One third of car rides are made for shopping. Estonian companies have already proposed a convenient solution to this as well: the delivery robots that bring your shopping bag home. Personally, I am a loyal customer of two supermarket chains that offer such deliveries. Starship – and no doubt soon its competitors – will make this even easier, ecologically sounder, and cheaper for the consumer.
One field where the potential of such services has been completely neglected so far is care in the family. Even today, many parents are using Taxify or Uber to send their children to school or back home. They can simply follow the route of the car on a phone screen. In social care, the potential of this technology has been completely untapped. Drivers that use the platform to make extra money, or delivery robots, could deliver medicines or groceries to the homes of the elderly or the people who need assistance. This, in turn, also means improved quality of life because people could live longer at home instead of moving to care facilities. The opportunity to provide better and faster social services is the reason why the Estonian Starship robots were regulated so quickly in various regions of the U.S.

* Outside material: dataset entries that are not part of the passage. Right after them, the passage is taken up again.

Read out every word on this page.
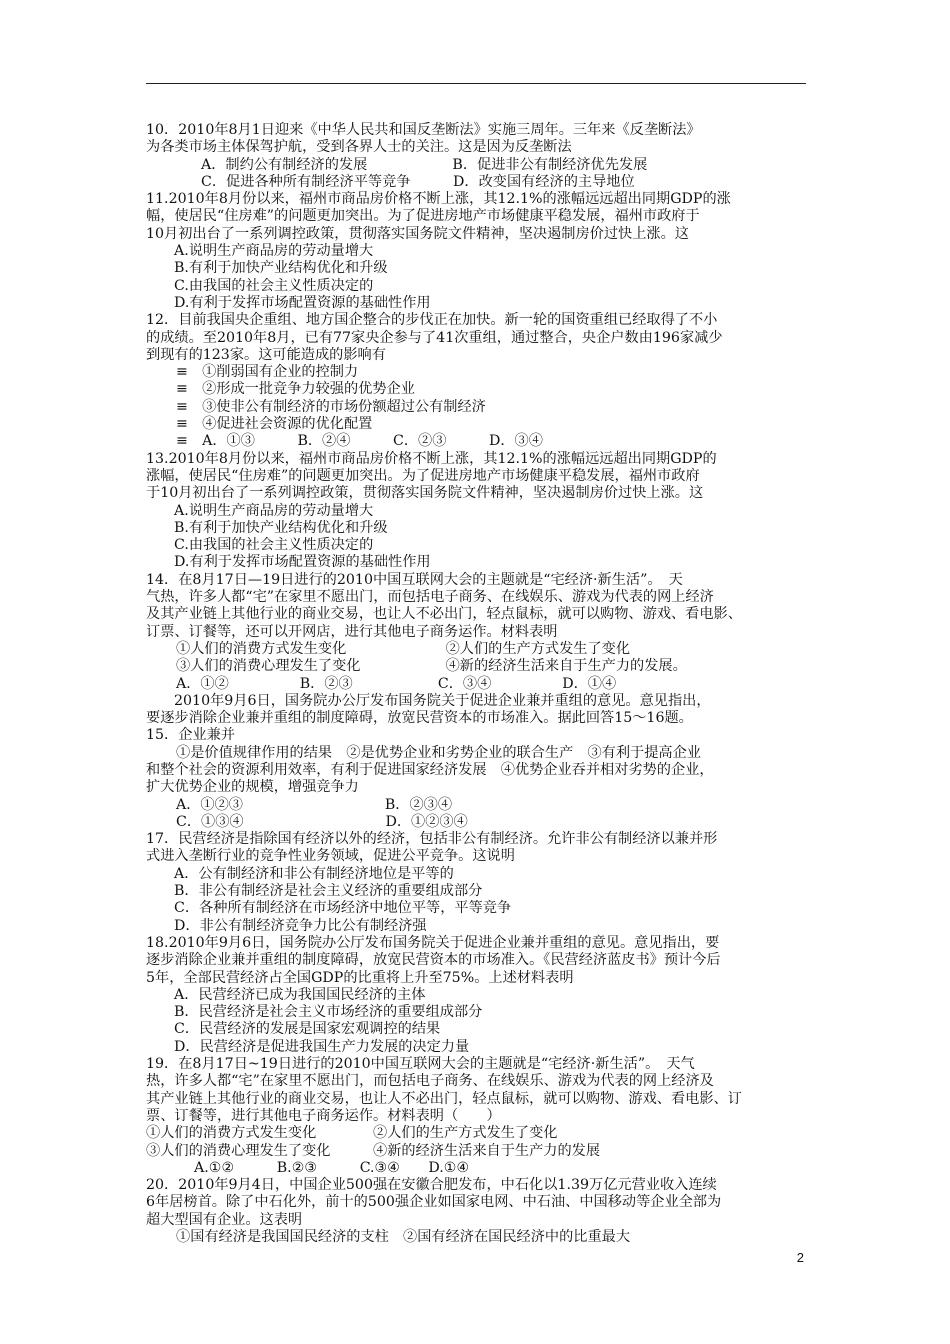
10．2010年8月1日迎来《中华人民共和国反垄断法》实施三周年。三年来《反垄断法》
为各类市场主体保驾护航，受到各界人士的关注。这是因为反垄断法
A．制约公有制经济的发展　　　　　　B．促进非公有制经济优先发展
C．促进各种所有制经济平等竞争　　　D．改变国有经济的主导地位
11.2010年8月份以来，福州市商品房价格不断上涨，其12.1%的涨幅远远超出同期GDP的涨
幅，使居民“住房难”的问题更加突出。为了促进房地产市场健康平稳发展，福州市政府于
10月初出台了一系列调控政策，贯彻落实国务院文件精神，坚决遏制房价过快上涨。这
A.说明生产商品房的劳动量增大
B.有利于加快产业结构优化和升级
C.由我国的社会主义性质决定的
D.有利于发挥市场配置资源的基础性作用
12．目前我国央企重组、地方国企整合的步伐正在加快。新一轮的国资重组已经取得了不小
的成绩。至2010年8月，已有77家央企参与了41次重组，通过整合，央企户数由196家减少
到现有的123家。这可能造成的影响有
≡　①削弱国有企业的控制力
≡　②形成一批竞争力较强的优势企业
≡　③使非公有制经济的市场份额超过公有制经济
≡　④促进社会资源的优化配置
≡　A．①③　　　B．②④　　　C．②③　　　D．③④
13.2010年8月份以来，福州市商品房价格不断上涨，其12.1%的涨幅远远超出同期GDP的
涨幅，使居民“住房难”的问题更加突出。为了促进房地产市场健康平稳发展，福州市政府
于10月初出台了一系列调控政策，贯彻落实国务院文件精神，坚决遏制房价过快上涨。这
A.说明生产商品房的劳动量增大
B.有利于加快产业结构优化和升级
C.由我国的社会主义性质决定的
D.有利于发挥市场配置资源的基础性作用
14．在8月17日—19日进行的2010中国互联网大会的主题就是“宅经济·新生活”。　天
气热，许多人都“宅”在家里不愿出门，而包括电子商务、在线娱乐、游戏为代表的网上经济
及其产业链上其他行业的商业交易，也让人不必出门，轻点鼠标，就可以购物、游戏、看电影、
订票、订餐等，还可以开网店，进行其他电子商务运作。材料表明
①人们的消费方式发生变化　　　　　　　②人们的生产方式发生了变化
③人们的消费心理发生了变化　　　　　　④新的经济生活来自于生产力的发展。
A．①②　　　　　B．②③　　　　　　C．③④　　　　　D．①④
2010年9月6日，国务院办公厅发布国务院关于促进企业兼并重组的意见。意见指出，
要逐步消除企业兼并重组的制度障碍，放宽民营资本的市场准入。据此回答15～16题。
15．企业兼并
①是价值规律作用的结果　②是优势企业和劣势企业的联合生产　③有利于提高企业
和整个社会的资源利用效率，有利于促进国家经济发展　④优势企业吞并相对劣势的企业，
扩大优势企业的规模，增强竞争力
A．①②③　　　　　　　　　　B．②③④
C．①③④　　　　　　　　　　D．①②③④
17．民营经济是指除国有经济以外的经济，包括非公有制经济。允许非公有制经济以兼并形
式进入垄断行业的竞争性业务领域，促进公平竞争。这说明
A．公有制经济和非公有制经济地位是平等的
B．非公有制经济是社会主义经济的重要组成部分
C．各种所有制经济在市场经济中地位平等，平等竞争
D．非公有制经济竞争力比公有制经济强
18.2010年9月6日，国务院办公厅发布国务院关于促进企业兼并重组的意见。意见指出，要
逐步消除企业兼并重组的制度障碍，放宽民营资本的市场准入。《民营经济蓝皮书》预计今后
5年，全部民营经济占全国GDP的比重将上升至75%。上述材料表明
A．民营经济已成为我国国民经济的主体
B．民营经济是社会主义市场经济的重要组成部分
C．民营经济的发展是国家宏观调控的结果
D．民营经济是促进我国生产力发展的决定力量
19．在8月17日~19日进行的2010中国互联网大会的主题就是“宅经济·新生活”。　天气
热，许多人都“宅”在家里不愿出门，而包括电子商务、在线娱乐、游戏为代表的网上经济及
其产业链上其他行业的商业交易，也让人不必出门，轻点鼠标，就可以购物、游戏、看电影、订
票、订餐等，进行其他电子商务运作。材料表明（　　）
①人们的消费方式发生变化　　　　②人们的生产方式发生了变化
③人们的消费心理发生了变化　　　④新的经济生活来自于生产力的发展
A.①②　　　B.②③　　　C.③④　　D.①④
20．2010年9月4日，中国企业500强在安徽合肥发布，中石化以1.39万亿元营业收入连续
6年居榜首。除了中石化外，前十的500强企业如国家电网、中石油、中国移动等企业全部为
超大型国有企业。这表明
①国有经济是我国国民经济的支柱　②国有经济在国民经济中的比重最大
2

These platforms and robots are not only more convenient and time-saving technologies, but also improve opportunities to make extra money. The additional income as a driver, or a shared ride from a suburb to the city centre saves time and money, and reduces the environmental impact. Delivery robots create opportunities for small bakeries, cafés, and shops to extend their services and make them more accessible. Should you hanker for fresh juice and croissants on a Sunday morning, you simply order these through an app, and the goods are delivered to your doorstep just a short while later from the bakery in the next village.
All this makes it easier for people to start earning their own living, and creating their own jobs. Just like technology allows regional artisans to reach a clientele far away from their village marketplace, it also gives urban dwellers a much needed extra income. But I have to admit that the cherry on top would be the increased potential of Estonia’s technological companies, positive development, more jobs in complex sectors that offer larger added value, and the cumulative effect of all this on the digitalization of our whole economy. This is the only way forward for a small nation.